WASHINGTON, October 14 (RIA Novosti) – A major US wood flooring chain has been accused in a report by an environmental advocacy group of knowingly purchasing lumber illegally harvested from protected forests in Russia that are home to the endangered Siberian tiger, of which only about 450 remain in the world.
As part of a three year probe, the Washington-based Environmental Investigation Agency (EIA) traveled to the Russian saw mills of one of Virginia-based Lumber Liquidators’ Chinese-owned suppliers, the Suifenhe Xingjia Economic and Trade Co., according to the report released last week.
Posing as potential buyers, EIA operatives secretly videotaped conversations with Xingjia executives who openly admitted to supplying Western clients with wood products that had been illegally logged in Russia’s Far East.

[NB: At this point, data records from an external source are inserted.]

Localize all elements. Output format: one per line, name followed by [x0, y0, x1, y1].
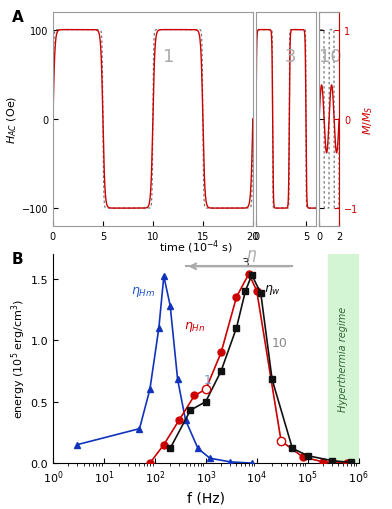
- Text: $\eta_{Hm}$: $\eta_{Hm}$: [131, 285, 156, 299]
- Text: B: B: [12, 252, 24, 267]
- Text: 1: 1: [163, 48, 174, 66]
- Text: 3: 3: [241, 257, 249, 270]
- Text: $\eta_w$: $\eta_w$: [263, 282, 281, 296]
- X-axis label: f (Hz): f (Hz): [187, 490, 225, 504]
- Text: Hyperthermia regime: Hyperthermia regime: [338, 306, 348, 411]
- Text: A: A: [12, 10, 24, 25]
- Text: $\eta_{Hn}$: $\eta_{Hn}$: [184, 319, 205, 333]
- Text: 3: 3: [285, 48, 296, 66]
- Text: 10: 10: [319, 48, 342, 66]
- Text: 10: 10: [272, 336, 287, 350]
- Bar: [328, 254, 392, 463]
- Text: 1: 1: [204, 374, 212, 386]
- Y-axis label: energy ($10^5$ erg/cm$^3$): energy ($10^5$ erg/cm$^3$): [9, 299, 28, 419]
- Text: time ($10^{-4}$ s): time ($10^{-4}$ s): [159, 238, 233, 256]
- Text: $\eta$: $\eta$: [246, 247, 258, 263]
- Y-axis label: $H_{AC}$ (Oe): $H_{AC}$ (Oe): [5, 96, 19, 144]
- Y-axis label: $M/M_S$: $M/M_S$: [361, 105, 375, 134]
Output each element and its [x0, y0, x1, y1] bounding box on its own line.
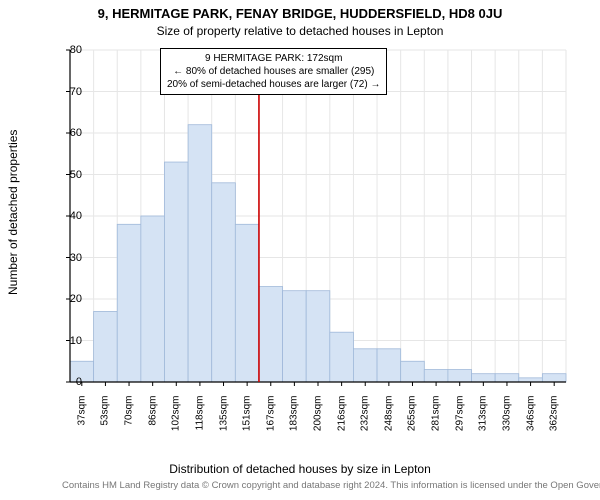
x-tick-label: 346sqm — [525, 396, 536, 436]
x-tick-label: 183sqm — [289, 396, 300, 436]
x-tick-label: 151sqm — [242, 396, 253, 436]
info-line-size: 9 HERMITAGE PARK: 172sqm — [167, 52, 380, 65]
y-tick-label: 70 — [52, 86, 82, 98]
y-tick-label: 60 — [52, 127, 82, 139]
histogram-bar — [235, 224, 259, 382]
x-tick-label: 53sqm — [100, 396, 111, 436]
histogram-plot — [62, 46, 574, 416]
x-tick-label: 70sqm — [124, 396, 135, 436]
y-tick-label: 0 — [52, 376, 82, 388]
histogram-bar — [353, 349, 377, 382]
y-tick-label: 50 — [52, 169, 82, 181]
x-tick-label: 281sqm — [431, 396, 442, 436]
y-tick-label: 80 — [52, 44, 82, 56]
x-tick-label: 232sqm — [360, 396, 371, 436]
histogram-bar — [283, 291, 307, 382]
histogram-bar — [188, 125, 212, 382]
x-tick-label: 362sqm — [549, 396, 560, 436]
histogram-bar — [117, 224, 141, 382]
x-tick-label: 297sqm — [454, 396, 465, 436]
histogram-bar — [424, 370, 448, 382]
x-tick-label: 37sqm — [76, 396, 87, 436]
histogram-bar — [519, 378, 543, 382]
x-tick-label: 102sqm — [171, 396, 182, 436]
y-tick-label: 40 — [52, 210, 82, 222]
histogram-bar — [472, 374, 496, 382]
histogram-bar — [495, 374, 519, 382]
histogram-bar — [212, 183, 236, 382]
histogram-bar — [164, 162, 188, 382]
x-axis-label: Distribution of detached houses by size … — [0, 462, 600, 476]
histogram-bar — [330, 332, 354, 382]
x-tick-label: 330sqm — [501, 396, 512, 436]
x-tick-label: 86sqm — [147, 396, 158, 436]
property-info-box: 9 HERMITAGE PARK: 172sqm← 80% of detache… — [160, 48, 387, 95]
x-tick-label: 248sqm — [383, 396, 394, 436]
histogram-bar — [377, 349, 401, 382]
info-line-smaller: ← 80% of detached houses are smaller (29… — [167, 65, 380, 78]
histogram-bar — [306, 291, 330, 382]
histogram-bar — [259, 287, 283, 382]
x-tick-label: 313sqm — [478, 396, 489, 436]
y-axis-label: Number of detached properties — [6, 129, 20, 294]
y-tick-label: 10 — [52, 335, 82, 347]
x-tick-label: 167sqm — [265, 396, 276, 436]
x-tick-label: 265sqm — [407, 396, 418, 436]
histogram-bar — [401, 361, 425, 382]
histogram-bar — [448, 370, 472, 382]
x-tick-label: 216sqm — [336, 396, 347, 436]
x-tick-label: 200sqm — [313, 396, 324, 436]
x-tick-label: 118sqm — [194, 396, 205, 436]
y-tick-label: 30 — [52, 252, 82, 264]
info-line-larger: 20% of semi-detached houses are larger (… — [167, 78, 380, 91]
y-tick-label: 20 — [52, 293, 82, 305]
footer-attribution: Contains HM Land Registry data © Crown c… — [62, 480, 600, 491]
chart-title-address: 9, HERMITAGE PARK, FENAY BRIDGE, HUDDERS… — [0, 6, 600, 21]
histogram-bar — [141, 216, 165, 382]
histogram-bar — [94, 311, 118, 382]
chart-subtitle: Size of property relative to detached ho… — [0, 24, 600, 38]
x-tick-label: 135sqm — [218, 396, 229, 436]
histogram-bar — [542, 374, 566, 382]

The EIA said it also photographed pallets of wood products labeled with a Lumber Liquidators house brand and tracked their passage through Russian, Chinese and US customs records.
The Lacey Act, a 113 year-old US federal conservation statute prohibiting trade in endangered fish, wildlife and plants that have been illegally acquired was amended in 2008 to include certain wood types to protect against illegal logging. Under the statute, US companies face criminal penalties of up to $500,000 per violation, according to The Wall Street Journal.
Lumber Liquidator’s headquarters in Toano, Virgina, and another location in Richmond, Virginia were raided last month by the US Immigration and Customs Enforcement's Homeland Security Investigations department, the US Fish and Wildlife Service and the US Justice Department according to The Wall Street Journal.
The EIA said it had handed its findings to federal authorities before the raid, and agents were looking for evidence that the company had imported wood from Russia’s Far East, the Journal reported last week, quoting a person familiar with the matter.
A Lumber Liquidators spokesman told Home Channel News, a home improvement building material industry news website, on Friday that the EIA report contained “unsubstantiated claims” and “numerous inaccuracies.”
The spokesman added, "We support protection of the environment and responsible forest management, and if we find that any of the company's suppliers are not adhering to our standards, we will discontinue sourcing from those suppliers."